The Machinery Shader System (part 1)

Feb 12, 2018

Designing and implementing a solid shader system has been in the back of my head, itching for attention, since even before we started Our Machinery. I’ve successfully managed to ignore it all the way up until last week, when reality finally caught up with my procrastination, rubbing in the fact that I’ve reached the point where I need to do some more serious shader development, and that the current bare-bones system simply won’t cut it.

My definition of a “Shader System” is rather simple, it boils down to a few things:

Some kind of meta-language and compiler for authoring of shaders where the user can define various render states, write shader source snippets (in some flavor), and then piece together more or less complete pipeline state objects from that.
Some way to get data in the form of constants and resources (textures, buffers, samplers), in and out of the shader system as efficiently as possible.
Some kind of resource management system for loading, reloading and unloading the finished shaders.

To be honest, I kind of hate shader systems. It’s not that they are particularly hard to write, it’s more that whatever you do, chances are overwhelmingly big that you won’t feel too satisfied with the final result. Or at least, that is my experience with my previous four (rather ambitious) shader systems that I have designed, written and maintained. Not to mention all the hard words and hate I’ve gotten from various co-workers when they’ve had to fix bugs or extend any of these systems. But it’s all fine. I have seen the authoring workflows and implementations of many different shader systems over the years, and so far they all pretty much suck in one way or another. And while it is somewhat comforting to know that I’m not alone in causing frustration among co-workers and users, it is also a sad realization that it appears to be inevitable ending up with a system that is quite far from perfection.

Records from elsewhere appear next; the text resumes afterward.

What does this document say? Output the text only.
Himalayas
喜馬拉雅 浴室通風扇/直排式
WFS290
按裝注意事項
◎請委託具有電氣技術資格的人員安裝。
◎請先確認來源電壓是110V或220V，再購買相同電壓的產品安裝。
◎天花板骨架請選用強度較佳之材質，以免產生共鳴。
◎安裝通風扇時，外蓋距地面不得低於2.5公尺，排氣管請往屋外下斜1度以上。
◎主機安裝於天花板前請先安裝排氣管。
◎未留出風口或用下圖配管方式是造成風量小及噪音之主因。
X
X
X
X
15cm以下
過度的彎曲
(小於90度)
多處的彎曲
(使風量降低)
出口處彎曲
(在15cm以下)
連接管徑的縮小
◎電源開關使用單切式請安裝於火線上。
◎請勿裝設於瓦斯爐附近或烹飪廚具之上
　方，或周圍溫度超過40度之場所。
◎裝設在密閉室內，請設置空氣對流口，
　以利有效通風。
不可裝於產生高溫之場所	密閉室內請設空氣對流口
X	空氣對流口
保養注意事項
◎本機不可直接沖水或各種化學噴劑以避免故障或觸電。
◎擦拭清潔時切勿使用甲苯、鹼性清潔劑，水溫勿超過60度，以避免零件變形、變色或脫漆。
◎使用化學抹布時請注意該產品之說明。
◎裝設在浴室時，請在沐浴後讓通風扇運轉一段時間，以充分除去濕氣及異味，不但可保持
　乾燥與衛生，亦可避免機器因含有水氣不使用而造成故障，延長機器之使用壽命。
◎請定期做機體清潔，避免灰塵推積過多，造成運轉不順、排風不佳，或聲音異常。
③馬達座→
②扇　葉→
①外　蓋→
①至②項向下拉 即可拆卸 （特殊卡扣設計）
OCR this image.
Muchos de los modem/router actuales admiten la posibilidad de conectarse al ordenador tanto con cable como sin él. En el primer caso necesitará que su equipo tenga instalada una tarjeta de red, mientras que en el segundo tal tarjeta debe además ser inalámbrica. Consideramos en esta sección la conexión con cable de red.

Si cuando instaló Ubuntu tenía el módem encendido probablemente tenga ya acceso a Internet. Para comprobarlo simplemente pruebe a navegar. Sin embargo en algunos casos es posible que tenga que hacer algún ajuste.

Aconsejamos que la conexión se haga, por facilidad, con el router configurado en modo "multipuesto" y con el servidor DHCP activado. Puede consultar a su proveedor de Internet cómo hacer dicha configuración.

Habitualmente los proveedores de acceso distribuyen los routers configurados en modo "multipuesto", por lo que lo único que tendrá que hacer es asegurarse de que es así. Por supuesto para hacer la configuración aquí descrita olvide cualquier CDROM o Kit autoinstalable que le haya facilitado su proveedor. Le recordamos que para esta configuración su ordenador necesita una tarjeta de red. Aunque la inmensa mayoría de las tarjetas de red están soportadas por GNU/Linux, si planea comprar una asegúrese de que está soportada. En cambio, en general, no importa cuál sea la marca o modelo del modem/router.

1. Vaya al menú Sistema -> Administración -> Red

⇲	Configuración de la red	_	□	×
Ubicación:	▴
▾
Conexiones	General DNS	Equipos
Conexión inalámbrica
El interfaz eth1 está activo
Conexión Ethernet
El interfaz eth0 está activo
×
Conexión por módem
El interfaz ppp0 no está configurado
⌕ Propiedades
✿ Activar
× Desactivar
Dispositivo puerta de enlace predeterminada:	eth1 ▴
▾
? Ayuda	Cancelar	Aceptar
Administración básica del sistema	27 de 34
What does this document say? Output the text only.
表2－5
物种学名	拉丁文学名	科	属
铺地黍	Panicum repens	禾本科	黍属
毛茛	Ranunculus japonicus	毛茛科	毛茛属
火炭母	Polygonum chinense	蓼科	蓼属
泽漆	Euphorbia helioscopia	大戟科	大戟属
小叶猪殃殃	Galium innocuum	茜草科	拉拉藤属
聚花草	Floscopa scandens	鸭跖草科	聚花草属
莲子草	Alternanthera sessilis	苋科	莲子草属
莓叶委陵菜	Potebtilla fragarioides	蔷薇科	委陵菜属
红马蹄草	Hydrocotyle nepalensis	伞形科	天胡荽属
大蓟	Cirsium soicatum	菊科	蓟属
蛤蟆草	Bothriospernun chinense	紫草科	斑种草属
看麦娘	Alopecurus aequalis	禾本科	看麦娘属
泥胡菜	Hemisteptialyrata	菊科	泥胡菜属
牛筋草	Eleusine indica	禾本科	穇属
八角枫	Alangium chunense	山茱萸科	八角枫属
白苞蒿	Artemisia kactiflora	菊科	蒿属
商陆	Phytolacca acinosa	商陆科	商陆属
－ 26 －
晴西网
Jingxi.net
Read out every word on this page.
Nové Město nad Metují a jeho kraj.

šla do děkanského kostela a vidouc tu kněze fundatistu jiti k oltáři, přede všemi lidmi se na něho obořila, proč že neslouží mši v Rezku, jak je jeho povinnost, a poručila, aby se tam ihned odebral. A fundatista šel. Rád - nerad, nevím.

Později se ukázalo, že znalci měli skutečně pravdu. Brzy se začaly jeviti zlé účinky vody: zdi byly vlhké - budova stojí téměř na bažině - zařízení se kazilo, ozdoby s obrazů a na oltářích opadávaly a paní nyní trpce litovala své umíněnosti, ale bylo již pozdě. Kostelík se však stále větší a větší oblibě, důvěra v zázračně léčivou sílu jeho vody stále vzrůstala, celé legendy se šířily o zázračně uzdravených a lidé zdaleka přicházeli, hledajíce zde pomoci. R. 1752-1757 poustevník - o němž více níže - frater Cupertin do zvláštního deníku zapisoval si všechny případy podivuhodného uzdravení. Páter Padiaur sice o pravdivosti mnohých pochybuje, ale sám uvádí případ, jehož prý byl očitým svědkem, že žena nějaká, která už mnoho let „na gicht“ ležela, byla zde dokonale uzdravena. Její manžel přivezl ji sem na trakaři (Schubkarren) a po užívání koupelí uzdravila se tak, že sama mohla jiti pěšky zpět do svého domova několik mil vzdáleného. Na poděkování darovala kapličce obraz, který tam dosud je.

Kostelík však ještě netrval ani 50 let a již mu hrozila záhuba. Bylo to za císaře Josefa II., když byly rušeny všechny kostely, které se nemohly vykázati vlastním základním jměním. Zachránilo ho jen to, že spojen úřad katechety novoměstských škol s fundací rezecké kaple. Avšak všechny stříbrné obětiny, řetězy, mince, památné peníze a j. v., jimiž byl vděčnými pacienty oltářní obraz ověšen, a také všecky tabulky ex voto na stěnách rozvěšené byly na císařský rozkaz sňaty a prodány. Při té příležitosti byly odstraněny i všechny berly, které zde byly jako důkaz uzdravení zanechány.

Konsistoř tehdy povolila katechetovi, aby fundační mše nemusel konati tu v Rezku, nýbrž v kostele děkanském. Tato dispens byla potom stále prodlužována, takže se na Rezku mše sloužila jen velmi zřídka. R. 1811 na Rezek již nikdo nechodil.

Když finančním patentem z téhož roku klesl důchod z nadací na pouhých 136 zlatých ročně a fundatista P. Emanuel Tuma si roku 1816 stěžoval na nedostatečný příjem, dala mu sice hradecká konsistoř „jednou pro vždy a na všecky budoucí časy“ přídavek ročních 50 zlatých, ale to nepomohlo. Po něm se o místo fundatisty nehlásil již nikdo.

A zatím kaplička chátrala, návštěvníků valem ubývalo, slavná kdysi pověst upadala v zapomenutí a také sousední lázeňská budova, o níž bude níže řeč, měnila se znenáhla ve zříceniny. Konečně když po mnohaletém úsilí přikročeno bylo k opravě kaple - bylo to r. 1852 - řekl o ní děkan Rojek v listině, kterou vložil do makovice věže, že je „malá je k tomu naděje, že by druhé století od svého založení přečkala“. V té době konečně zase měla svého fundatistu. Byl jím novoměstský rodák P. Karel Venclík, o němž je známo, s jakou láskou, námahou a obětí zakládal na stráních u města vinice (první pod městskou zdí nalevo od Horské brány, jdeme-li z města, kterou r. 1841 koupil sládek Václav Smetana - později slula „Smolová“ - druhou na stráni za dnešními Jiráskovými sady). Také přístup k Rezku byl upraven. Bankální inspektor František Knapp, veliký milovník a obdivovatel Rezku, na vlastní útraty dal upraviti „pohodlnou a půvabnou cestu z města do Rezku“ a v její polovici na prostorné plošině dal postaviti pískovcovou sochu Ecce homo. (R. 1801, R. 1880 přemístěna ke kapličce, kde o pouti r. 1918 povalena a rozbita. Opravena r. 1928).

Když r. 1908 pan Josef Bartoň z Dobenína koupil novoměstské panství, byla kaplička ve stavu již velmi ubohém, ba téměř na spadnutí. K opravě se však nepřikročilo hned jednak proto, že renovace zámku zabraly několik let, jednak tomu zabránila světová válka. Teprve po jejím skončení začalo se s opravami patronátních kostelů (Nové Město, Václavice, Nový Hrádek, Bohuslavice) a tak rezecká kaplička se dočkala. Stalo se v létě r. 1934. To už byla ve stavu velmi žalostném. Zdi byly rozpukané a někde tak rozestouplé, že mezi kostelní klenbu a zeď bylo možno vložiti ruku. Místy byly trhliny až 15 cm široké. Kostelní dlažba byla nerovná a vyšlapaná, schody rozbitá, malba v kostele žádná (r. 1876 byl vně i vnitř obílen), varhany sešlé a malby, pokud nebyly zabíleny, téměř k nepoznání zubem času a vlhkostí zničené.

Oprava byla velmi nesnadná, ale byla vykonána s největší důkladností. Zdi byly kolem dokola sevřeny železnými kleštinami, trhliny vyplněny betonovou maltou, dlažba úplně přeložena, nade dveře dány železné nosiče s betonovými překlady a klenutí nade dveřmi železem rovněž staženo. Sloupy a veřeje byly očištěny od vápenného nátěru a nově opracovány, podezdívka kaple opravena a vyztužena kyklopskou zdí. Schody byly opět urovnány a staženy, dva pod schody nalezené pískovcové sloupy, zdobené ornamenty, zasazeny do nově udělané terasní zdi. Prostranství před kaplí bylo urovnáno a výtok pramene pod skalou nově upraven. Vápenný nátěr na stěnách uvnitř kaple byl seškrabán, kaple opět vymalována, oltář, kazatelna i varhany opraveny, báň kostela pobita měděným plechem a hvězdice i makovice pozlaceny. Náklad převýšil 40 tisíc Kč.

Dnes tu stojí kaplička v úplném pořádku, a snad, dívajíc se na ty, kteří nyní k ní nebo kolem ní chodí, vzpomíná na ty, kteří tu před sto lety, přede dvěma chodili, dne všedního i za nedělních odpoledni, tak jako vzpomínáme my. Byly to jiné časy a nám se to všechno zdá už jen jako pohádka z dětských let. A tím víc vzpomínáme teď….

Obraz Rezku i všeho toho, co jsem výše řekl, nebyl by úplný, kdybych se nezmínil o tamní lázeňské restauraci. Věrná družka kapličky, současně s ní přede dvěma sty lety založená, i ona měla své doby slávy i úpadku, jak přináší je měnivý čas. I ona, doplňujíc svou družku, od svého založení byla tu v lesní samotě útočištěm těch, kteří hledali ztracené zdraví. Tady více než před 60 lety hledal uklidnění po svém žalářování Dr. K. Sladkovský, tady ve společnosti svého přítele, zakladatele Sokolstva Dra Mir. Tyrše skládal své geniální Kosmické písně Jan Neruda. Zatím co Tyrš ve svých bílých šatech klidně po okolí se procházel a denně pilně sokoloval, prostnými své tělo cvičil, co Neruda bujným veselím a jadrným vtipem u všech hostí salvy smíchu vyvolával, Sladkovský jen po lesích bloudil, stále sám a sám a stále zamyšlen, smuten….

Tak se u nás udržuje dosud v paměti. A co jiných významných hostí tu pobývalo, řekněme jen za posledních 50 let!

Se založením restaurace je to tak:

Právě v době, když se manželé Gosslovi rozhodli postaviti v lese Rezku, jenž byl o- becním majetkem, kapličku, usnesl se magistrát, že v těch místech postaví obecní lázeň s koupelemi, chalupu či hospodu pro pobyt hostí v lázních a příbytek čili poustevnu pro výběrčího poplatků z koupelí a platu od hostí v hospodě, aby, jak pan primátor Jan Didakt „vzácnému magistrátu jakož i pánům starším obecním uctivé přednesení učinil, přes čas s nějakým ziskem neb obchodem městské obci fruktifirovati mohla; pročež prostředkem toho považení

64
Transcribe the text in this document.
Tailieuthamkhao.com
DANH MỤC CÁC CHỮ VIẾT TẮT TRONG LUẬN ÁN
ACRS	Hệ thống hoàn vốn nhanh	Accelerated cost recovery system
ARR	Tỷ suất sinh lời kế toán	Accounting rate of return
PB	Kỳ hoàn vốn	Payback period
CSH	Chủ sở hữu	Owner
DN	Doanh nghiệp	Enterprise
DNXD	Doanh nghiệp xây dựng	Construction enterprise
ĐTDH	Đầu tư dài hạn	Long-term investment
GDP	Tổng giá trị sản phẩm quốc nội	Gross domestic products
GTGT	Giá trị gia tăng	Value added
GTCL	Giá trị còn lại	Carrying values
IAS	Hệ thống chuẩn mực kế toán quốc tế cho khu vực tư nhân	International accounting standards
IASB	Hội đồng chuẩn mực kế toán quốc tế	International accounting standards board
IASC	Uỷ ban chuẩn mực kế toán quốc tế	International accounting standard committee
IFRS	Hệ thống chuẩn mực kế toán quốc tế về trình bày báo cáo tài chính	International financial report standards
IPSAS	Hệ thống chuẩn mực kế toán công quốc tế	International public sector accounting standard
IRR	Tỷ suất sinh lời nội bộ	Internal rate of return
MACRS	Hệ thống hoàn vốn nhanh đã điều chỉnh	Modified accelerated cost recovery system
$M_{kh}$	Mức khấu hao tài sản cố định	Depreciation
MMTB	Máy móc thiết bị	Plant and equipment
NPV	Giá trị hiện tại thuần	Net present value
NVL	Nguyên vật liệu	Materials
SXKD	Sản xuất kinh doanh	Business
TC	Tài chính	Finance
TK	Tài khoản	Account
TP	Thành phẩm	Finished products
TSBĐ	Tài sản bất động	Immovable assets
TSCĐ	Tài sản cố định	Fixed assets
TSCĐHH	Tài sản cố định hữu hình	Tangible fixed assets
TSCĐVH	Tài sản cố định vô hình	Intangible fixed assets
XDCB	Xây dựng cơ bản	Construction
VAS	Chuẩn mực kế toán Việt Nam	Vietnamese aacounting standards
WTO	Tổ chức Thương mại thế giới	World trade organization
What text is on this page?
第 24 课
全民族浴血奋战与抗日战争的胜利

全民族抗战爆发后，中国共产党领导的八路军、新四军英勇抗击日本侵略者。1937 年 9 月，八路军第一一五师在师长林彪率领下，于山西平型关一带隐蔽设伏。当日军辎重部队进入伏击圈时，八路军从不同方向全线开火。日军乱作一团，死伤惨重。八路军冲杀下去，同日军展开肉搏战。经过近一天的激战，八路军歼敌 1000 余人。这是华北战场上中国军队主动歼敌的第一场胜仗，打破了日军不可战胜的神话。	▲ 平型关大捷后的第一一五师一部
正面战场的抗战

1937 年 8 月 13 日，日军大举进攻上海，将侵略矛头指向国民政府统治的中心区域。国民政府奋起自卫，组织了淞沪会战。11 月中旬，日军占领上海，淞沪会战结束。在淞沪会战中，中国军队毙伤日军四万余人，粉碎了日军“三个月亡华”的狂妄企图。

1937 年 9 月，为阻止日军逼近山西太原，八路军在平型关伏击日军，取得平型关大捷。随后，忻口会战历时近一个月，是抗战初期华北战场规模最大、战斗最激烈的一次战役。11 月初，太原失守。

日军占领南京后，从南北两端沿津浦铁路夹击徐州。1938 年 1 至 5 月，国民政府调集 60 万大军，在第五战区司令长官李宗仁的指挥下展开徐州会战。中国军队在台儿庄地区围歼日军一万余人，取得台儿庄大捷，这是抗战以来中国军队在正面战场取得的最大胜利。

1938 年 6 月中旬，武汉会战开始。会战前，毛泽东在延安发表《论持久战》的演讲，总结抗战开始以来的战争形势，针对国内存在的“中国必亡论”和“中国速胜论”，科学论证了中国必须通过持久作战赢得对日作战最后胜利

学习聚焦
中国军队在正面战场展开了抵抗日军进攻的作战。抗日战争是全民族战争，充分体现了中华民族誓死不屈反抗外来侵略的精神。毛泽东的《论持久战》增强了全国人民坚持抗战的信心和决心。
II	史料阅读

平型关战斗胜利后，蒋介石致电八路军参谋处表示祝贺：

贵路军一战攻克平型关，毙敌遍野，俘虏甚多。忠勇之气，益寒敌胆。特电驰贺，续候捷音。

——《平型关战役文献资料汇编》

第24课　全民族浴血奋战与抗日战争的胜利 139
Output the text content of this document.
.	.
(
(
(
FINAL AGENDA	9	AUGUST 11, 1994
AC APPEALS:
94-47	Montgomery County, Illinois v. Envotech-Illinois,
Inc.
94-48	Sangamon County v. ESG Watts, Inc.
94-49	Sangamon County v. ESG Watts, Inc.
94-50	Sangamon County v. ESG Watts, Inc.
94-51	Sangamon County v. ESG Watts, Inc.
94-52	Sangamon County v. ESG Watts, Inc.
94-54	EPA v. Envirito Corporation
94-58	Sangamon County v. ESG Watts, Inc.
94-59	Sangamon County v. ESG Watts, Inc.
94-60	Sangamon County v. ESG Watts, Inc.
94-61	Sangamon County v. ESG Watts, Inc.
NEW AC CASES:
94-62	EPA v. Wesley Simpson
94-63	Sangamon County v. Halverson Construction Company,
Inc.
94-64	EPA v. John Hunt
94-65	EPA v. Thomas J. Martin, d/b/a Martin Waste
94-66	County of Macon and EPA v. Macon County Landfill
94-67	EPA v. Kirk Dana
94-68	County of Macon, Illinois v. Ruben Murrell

But why are they so hard? I think there are a bunch of reasons for that, here are a few from the top of my head:

There’s a big chance that the final system will spread its tentacles into almost all other rendering systems, and if you don’t plan for this you are likely to introduce rather harsh coupling between the systems. This makes it very time consuming to refactor the shader system when that day comes.
The best way to handle resource and constant bindings tends to differ not only between graphics APIs and platforms, but also between the different underlying rendering systems. E.g. a system responsible for rendering a crowd of 20 000 skinned characters with carefully planned material variations is very different from a system for rendering a few full screen triangles as part of a post processing stack. Yet, they both need to talk to the shader system.
Deciding how to best handle generating shader variations (e.g skinning on/off, light maps on/off, etc.) is not only hard from a shader authoring point-of-view, but can also very quickly blow up your shader compile times to insanity if you aren’t careful. At the same time, you have to provide really fast incremental compile times during shader authoring.
Finding a good balance between how much of the code that deals with declaration of resources and constants that should live in the actual shader source snippets vs be declared and generated through some form of meta-data, is hard. The same also applies for shader stage-to-stage linkage information.
As with any system exposing an interface that allows users to author content on top of it, what you expose to the user through the front-end becomes very important. If you are too restrictive with exposing platform specific aspects it is easy to end up limiting the shader authors, moving them too far from the hardware. But on the other hand, if you expose too much, there’s a big chance you won’t be able to refactor the system simply because there’s too much data depending on it.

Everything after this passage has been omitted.